Мы выпили по стакану вина. Серединский вскипятил чайник на очаге. Мы пили чай с галетами. Наташа рассказывала о Москве. За запотевшими окнами дрожали звезды.
Потом мы легли на полу и в темноте, в смутном свете угасающих углей долго разговаривали. Хатидже укрыла Нагашу своей шалью. Кричал сверчок, и снова в горах раскатисто сорвался обвал.
В туманный теплый день мы возвратились в рыбачий поселок.
– Как здесь чудесно, – сказала Наташа, не отпуская мою руку. Зайчики от воды загорелись в ее глазах.
– Что это?
– «Vive la vie et la mer», – сказал Серединский. – Смотрите, Наталья Петровна. – Он показал на хату Спиридона. – Это вывеска наших мест. Правда, влипает в глаза? А это – дедушка наш, Спиридон Ярошенко, отставной боцман с клипера «Веста». Когда ты, дед, плавал на «Весте»?
– Еще до царя Александра Второго, в турецкую войну.
– Вот вам, – сказал Серединский, – мы окружены морем и простотой.
– Хорошо, – вздохнула Наташа. – От воздуха, что ли, слипаются глаза, или от полыни, – не знаю.
– Пойдемте, – взяла ее за руку Хатидже. – Пойдемте в дом, вы устали.
Хатидже увела Наташу к себе. Серединский накрывал на стол, я сидел со Спиридоном на ступеньках балкончика, и мы рассуждали о том, какие теперь пошли липовые шкипера-брандахлысты. Я плохо слушал Спиридона. Из комнаты Хатидже доносились голоса, плеск воды.
– Ты гляди на него, – говорил Спиридон и тыкал черным пальцем в белый с синим силуэт «Гурзуфа». – Ты гляди, куда у него нос задран. Шхуна не шхуна, бандура не бандура, одно слово – одесская работа, она под ветром закатывается, рыскливая собака. Под парусами на ней ходить немыслимо.
Из комнаты Хатидже долетали отдельные слова. Говорила Хатидже: «Знаю, конечно…»
Потом был слышен голос Наташи: «Значит, кончено… Понимаю, что страшно глупо… Больше мне не хотелось бы говорить… потом».
– И не надо, – сказала внятно Хатидже. – Разве может быть лучше? Пойдемте.
Они вышли. Мы сели за стол, Спиридон сел с нами.
Наташа смеялась больше всех.

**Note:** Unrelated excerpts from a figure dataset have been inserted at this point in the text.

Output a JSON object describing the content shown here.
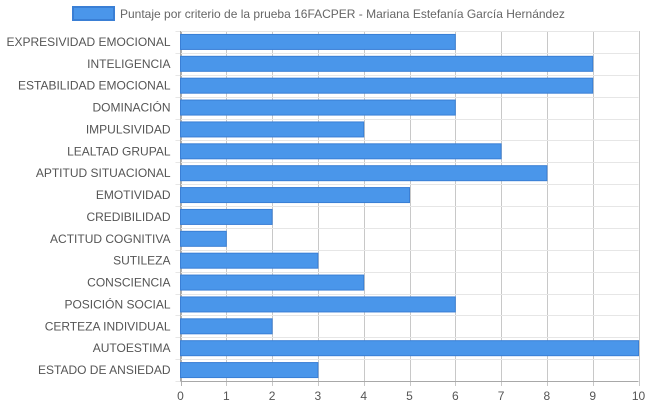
{
  "chart_data": {
    "type": "bar",
    "orientation": "horizontal",
    "title": "",
    "xlabel": "",
    "ylabel": "",
    "xlim": [
      0,
      10
    ],
    "x_ticks": [
      "0",
      "1",
      "2",
      "3",
      "4",
      "5",
      "6",
      "7",
      "8",
      "9",
      "10"
    ],
    "grid": true,
    "legend_position": "top",
    "categories": [
      "EXPRESIVIDAD EMOCIONAL",
      "INTELIGENCIA",
      "ESTABILIDAD EMOCIONAL",
      "DOMINACIÓN",
      "IMPULSIVIDAD",
      "LEALTAD GRUPAL",
      "APTITUD SITUACIONAL",
      "EMOTIVIDAD",
      "CREDIBILIDAD",
      "ACTITUD COGNITIVA",
      "SUTILEZA",
      "CONSCIENCIA",
      "POSICIÓN SOCIAL",
      "CERTEZA INDIVIDUAL",
      "AUTOESTIMA",
      "ESTADO DE ANSIEDAD"
    ],
    "series": [
      {
        "name": "Puntaje por criterio de la prueba 16FACPER - Mariana Estefanía García Hernández",
        "color": "#4a96ea",
        "border_color": "#3a7fd5",
        "values": [
          6,
          9,
          9,
          6,
          4,
          7,
          8,
          5,
          2,
          1,
          3,
          4,
          6,
          2,
          10,
          3
        ]
      }
    ]
  }
}
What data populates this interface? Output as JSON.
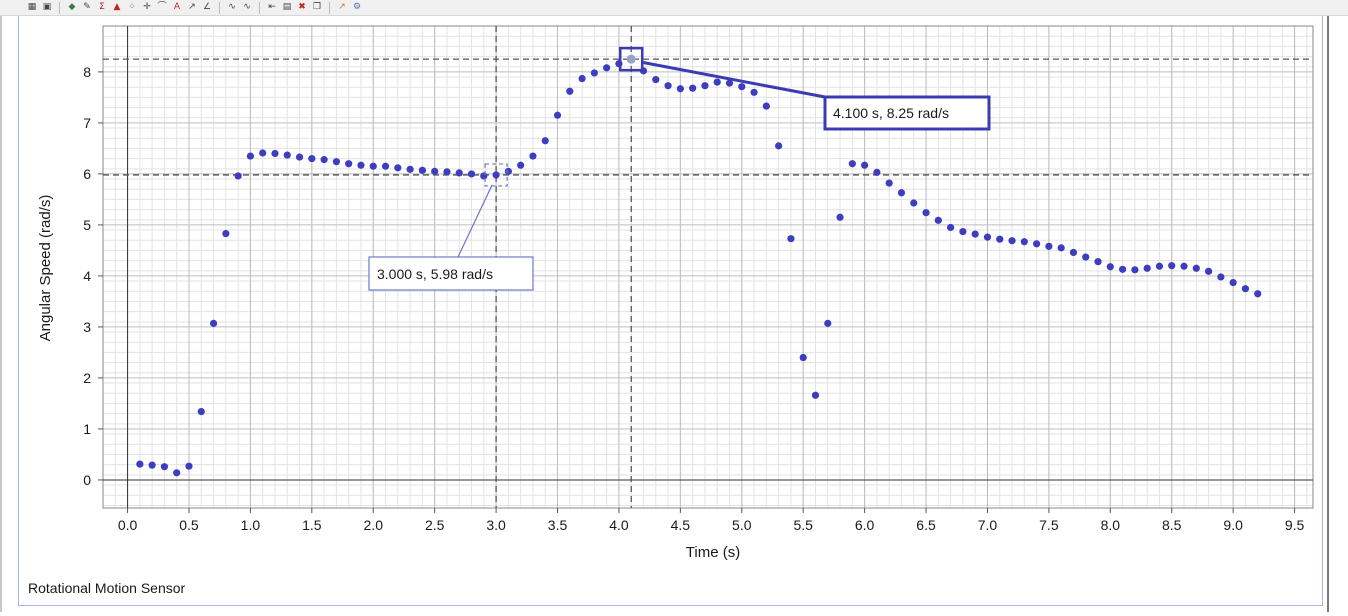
{
  "toolbar": {
    "icons": [
      "graph-options-icon",
      "save-icon",
      "color-icon",
      "highlight-icon",
      "sum-icon",
      "triangle-icon",
      "scatter-icon",
      "crosshair-icon",
      "tangent-icon",
      "text-icon",
      "fit-icon",
      "slope-icon",
      "curve-a-icon",
      "curve-b-icon",
      "select-icon",
      "table-icon",
      "delete-icon",
      "copy-icon",
      "pin-icon",
      "settings-icon"
    ]
  },
  "sensor_label": "Rotational Motion Sensor",
  "colors": {
    "points": "#3d3dbf",
    "callout_border": "#3b3bb3",
    "callout_weak_border": "#6f78c9",
    "grid_major": "#bdbdbd",
    "grid_minor": "#e3e3e3",
    "panel_border": "#a9b5f2"
  },
  "callouts": {
    "a": {
      "text": "3.000 s, 5.98 rad/s",
      "x": 3.0,
      "y": 5.98
    },
    "b": {
      "text": "4.100 s, 8.25 rad/s",
      "x": 4.1,
      "y": 8.25
    }
  },
  "chart_data": {
    "type": "scatter",
    "xlabel": "Time (s)",
    "ylabel": "Angular Speed (rad/s)",
    "xlim": [
      -0.2,
      9.65
    ],
    "ylim": [
      -0.55,
      8.9
    ],
    "grid": true,
    "xticks": [
      "0.0",
      "0.5",
      "1.0",
      "1.5",
      "2.0",
      "2.5",
      "3.0",
      "3.5",
      "4.0",
      "4.5",
      "5.0",
      "5.5",
      "6.0",
      "6.5",
      "7.0",
      "7.5",
      "8.0",
      "8.5",
      "9.0",
      "9.5"
    ],
    "xtick_values": [
      0.0,
      0.5,
      1.0,
      1.5,
      2.0,
      2.5,
      3.0,
      3.5,
      4.0,
      4.5,
      5.0,
      5.5,
      6.0,
      6.5,
      7.0,
      7.5,
      8.0,
      8.5,
      9.0,
      9.5
    ],
    "yticks": [
      "0",
      "1",
      "2",
      "3",
      "4",
      "5",
      "6",
      "7",
      "8"
    ],
    "ytick_values": [
      0,
      1,
      2,
      3,
      4,
      5,
      6,
      7,
      8
    ],
    "x": [
      0.1,
      0.2,
      0.3,
      0.4,
      0.5,
      0.6,
      0.7,
      0.8,
      0.9,
      1.0,
      1.1,
      1.2,
      1.3,
      1.4,
      1.5,
      1.6,
      1.7,
      1.8,
      1.9,
      2.0,
      2.1,
      2.2,
      2.3,
      2.4,
      2.5,
      2.6,
      2.7,
      2.8,
      2.9,
      3.0,
      3.1,
      3.2,
      3.3,
      3.4,
      3.5,
      3.6,
      3.7,
      3.8,
      3.9,
      4.0,
      4.1,
      4.2,
      4.3,
      4.4,
      4.5,
      4.6,
      4.7,
      4.8,
      4.9,
      5.0,
      5.1,
      5.2,
      5.3,
      5.4,
      5.5,
      5.6,
      5.7,
      5.8,
      5.9,
      6.0,
      6.1,
      6.2,
      6.3,
      6.4,
      6.5,
      6.6,
      6.7,
      6.8,
      6.9,
      7.0,
      7.1,
      7.2,
      7.3,
      7.4,
      7.5,
      7.6,
      7.7,
      7.8,
      7.9,
      8.0,
      8.1,
      8.2,
      8.3,
      8.4,
      8.5,
      8.6,
      8.7,
      8.8,
      8.9,
      9.0,
      9.1,
      9.2
    ],
    "y": [
      0.31,
      0.29,
      0.26,
      0.14,
      0.27,
      1.34,
      3.07,
      4.83,
      5.96,
      6.35,
      6.41,
      6.4,
      6.37,
      6.33,
      6.3,
      6.28,
      6.24,
      6.2,
      6.17,
      6.15,
      6.15,
      6.12,
      6.09,
      6.07,
      6.05,
      6.04,
      6.02,
      6.0,
      5.96,
      5.98,
      6.05,
      6.17,
      6.35,
      6.65,
      7.15,
      7.62,
      7.87,
      7.98,
      8.08,
      8.16,
      8.25,
      8.02,
      7.85,
      7.73,
      7.67,
      7.68,
      7.73,
      7.8,
      7.78,
      7.71,
      7.6,
      7.33,
      6.55,
      4.73,
      2.4,
      1.66,
      3.07,
      5.15,
      6.2,
      6.17,
      6.03,
      5.82,
      5.63,
      5.43,
      5.24,
      5.09,
      4.95,
      4.87,
      4.82,
      4.76,
      4.72,
      4.69,
      4.67,
      4.63,
      4.58,
      4.55,
      4.46,
      4.37,
      4.28,
      4.18,
      4.13,
      4.12,
      4.15,
      4.19,
      4.2,
      4.19,
      4.15,
      4.09,
      3.98,
      3.87,
      3.75,
      3.65
    ],
    "crosshairs": [
      {
        "x": 3.0,
        "y": 5.98
      },
      {
        "x": 4.1,
        "y": 8.25
      }
    ]
  }
}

Смеялась нервно, слишком поспешно. Там все было решено, в комнате Хатидже. Я это знал теперь наверное. Хатидже была беззаботна. После смерти Винклера я первый раз видел ее такой. Серединский пел, рассказывал глупости, иногда кричал дико: «Эх, здорово!»
Один я был настороже. Казалось, все мы играем комедию и боимся посмотреть друг другу в лицо. Надо решить: или я остаюсь здесь, или завтра уезжаю с Наташей.

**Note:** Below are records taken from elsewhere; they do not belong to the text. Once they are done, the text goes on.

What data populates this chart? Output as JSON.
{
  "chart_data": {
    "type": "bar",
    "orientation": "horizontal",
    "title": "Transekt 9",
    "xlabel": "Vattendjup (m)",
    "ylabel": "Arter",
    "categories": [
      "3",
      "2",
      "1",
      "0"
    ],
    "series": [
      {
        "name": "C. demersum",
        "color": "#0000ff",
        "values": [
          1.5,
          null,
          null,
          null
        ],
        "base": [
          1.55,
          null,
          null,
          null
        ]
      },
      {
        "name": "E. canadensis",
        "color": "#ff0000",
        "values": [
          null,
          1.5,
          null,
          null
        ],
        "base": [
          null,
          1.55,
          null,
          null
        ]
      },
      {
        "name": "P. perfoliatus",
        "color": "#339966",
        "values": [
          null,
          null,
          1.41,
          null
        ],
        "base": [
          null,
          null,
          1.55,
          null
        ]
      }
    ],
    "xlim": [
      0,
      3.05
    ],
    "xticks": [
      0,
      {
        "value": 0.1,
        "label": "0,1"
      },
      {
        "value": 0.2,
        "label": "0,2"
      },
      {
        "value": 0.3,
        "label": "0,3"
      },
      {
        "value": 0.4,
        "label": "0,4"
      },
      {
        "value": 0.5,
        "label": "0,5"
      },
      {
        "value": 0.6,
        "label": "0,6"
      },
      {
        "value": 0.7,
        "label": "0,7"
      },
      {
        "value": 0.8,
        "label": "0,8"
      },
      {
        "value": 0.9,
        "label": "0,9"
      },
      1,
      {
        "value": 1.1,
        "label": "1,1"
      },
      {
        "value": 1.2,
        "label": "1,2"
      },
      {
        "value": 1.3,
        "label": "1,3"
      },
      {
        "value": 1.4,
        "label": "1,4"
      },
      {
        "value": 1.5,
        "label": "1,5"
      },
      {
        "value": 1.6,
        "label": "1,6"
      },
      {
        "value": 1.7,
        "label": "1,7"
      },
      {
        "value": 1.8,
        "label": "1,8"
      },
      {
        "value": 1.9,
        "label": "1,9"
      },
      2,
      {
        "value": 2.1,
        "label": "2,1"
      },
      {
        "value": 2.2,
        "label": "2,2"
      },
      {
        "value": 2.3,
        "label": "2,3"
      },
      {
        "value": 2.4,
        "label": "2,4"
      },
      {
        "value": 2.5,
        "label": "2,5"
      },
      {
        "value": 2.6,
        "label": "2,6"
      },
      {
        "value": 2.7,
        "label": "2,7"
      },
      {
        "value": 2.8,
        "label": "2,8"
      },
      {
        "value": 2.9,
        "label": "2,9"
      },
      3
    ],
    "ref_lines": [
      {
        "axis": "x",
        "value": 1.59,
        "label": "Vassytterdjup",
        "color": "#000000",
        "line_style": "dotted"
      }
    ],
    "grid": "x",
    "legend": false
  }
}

Но зачем? С Наташей жить нельзя. Месяц вместе – и потом конец. Есть люди, которые не выносят любви, похожей на часовой механизм, любви, что стучит ежедневно, размеренно и скоро надоедает. Через месяц ее уже надо заводить, потом пружина ослабевает, и заводить надо уже не раз в месяц, а каждый день. Нет, это страшно.
«К черту! – подумал я и раскрошил хлеб. – Довольно думать о том, чего решить нельзя. Обдумать – значит обойти по кругу, вернуться в то же место и начинать сначала. Пусть будет, что будет».

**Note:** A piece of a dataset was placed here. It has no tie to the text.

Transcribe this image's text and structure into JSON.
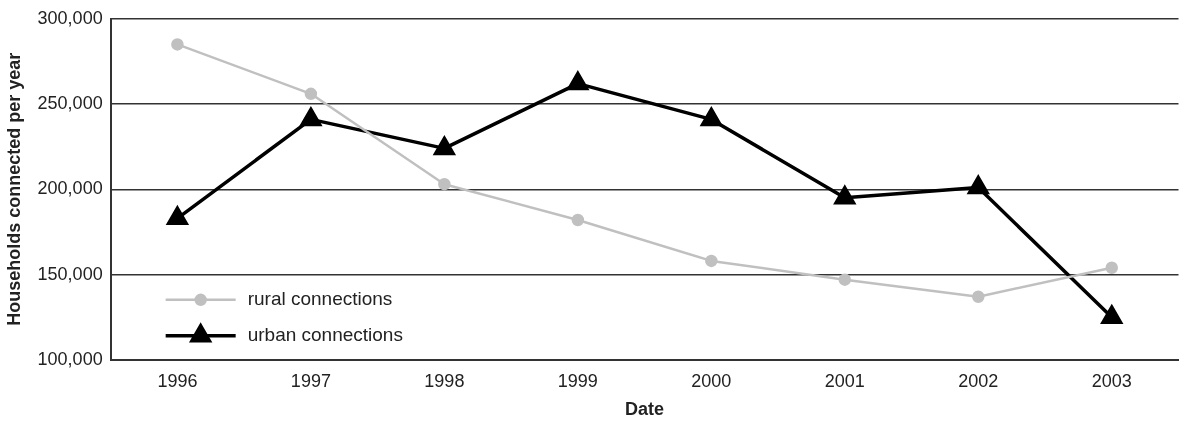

– Что с вами? – спросила Наташа. – Вы не сказали ни слова. И это здесь, в такое утро, когда глупеешь от солнца.
В это время на море лег двойной медленный гром.
– Эге, – сказал радостно Спиридон. – Эскадра на Тендре, боевая стрельба. Даст бог, постреляют, накличут дождик. Садочек совсем пропадает.
Весь день громыхала за горизонтом эскадра. Наташа уснула в качалке на полуслове.
– Устала, – сказала мне Хатидже. – Посмотри, так спят только очень счастливые люди.
Лицо Наташи побледнело. Она дышала ровно и спокойно. Длинные, загнутые, как у детей, ресницы темнили веки, губы были приоткрыты.
– Я полюбила ее, – сказала мне Хатидже и улыбнулась. – Не прячь глаза, я, правда, полюбила ее. Я знаю, что у тебя ничего не прошло, что ты думаешь только о ней. Теперь слушай. Я полюбила тебя еще давно, очень давно, раньше, чем мы встретились здесь, потом была твоя Москва, твои письма, недосказанность, смерть Винклера, и вот ты стал мне самым близким, самым нужным человеком. Вне тебя я не живу. Ты знаешь, я упрямая и ничего не делаю наполовину. Я полна забот и тревог о каждом твоем дне, я часто делаю хорошее людям только потому, что они любят тебя. Мне легче не жить, чем увидеть, как ты мучаешься. – Она отвернулась. – Я поняла, что у тебя в жизни будет много падений и подъемов, ты будешь еще много любить, мучиться: каждая любовь – это новое рождение себя, – но я всегда буду близка тебе, потому что у нас одна цель – твое творчество. Оно принадлежит всем. Все, что ты написал и напишешь, выше той боли, что ты доставляешь мне. Я хочу, чтобы никто не мучился. Мое прошлое и будущее только в тебе. Теперь все ясно.
– Вот Наташа, – сказала она, и голос ее дрогнул. – Я смотрю на нее и на себя и думаю: мать и невеста. Мать и невеста… – повторила она и рассмеялась. – Обеим по двадцать четыре года. Но если ты бросишь писать, бросишь думать и расти как человек, я откажусь от тебя. Значит, так?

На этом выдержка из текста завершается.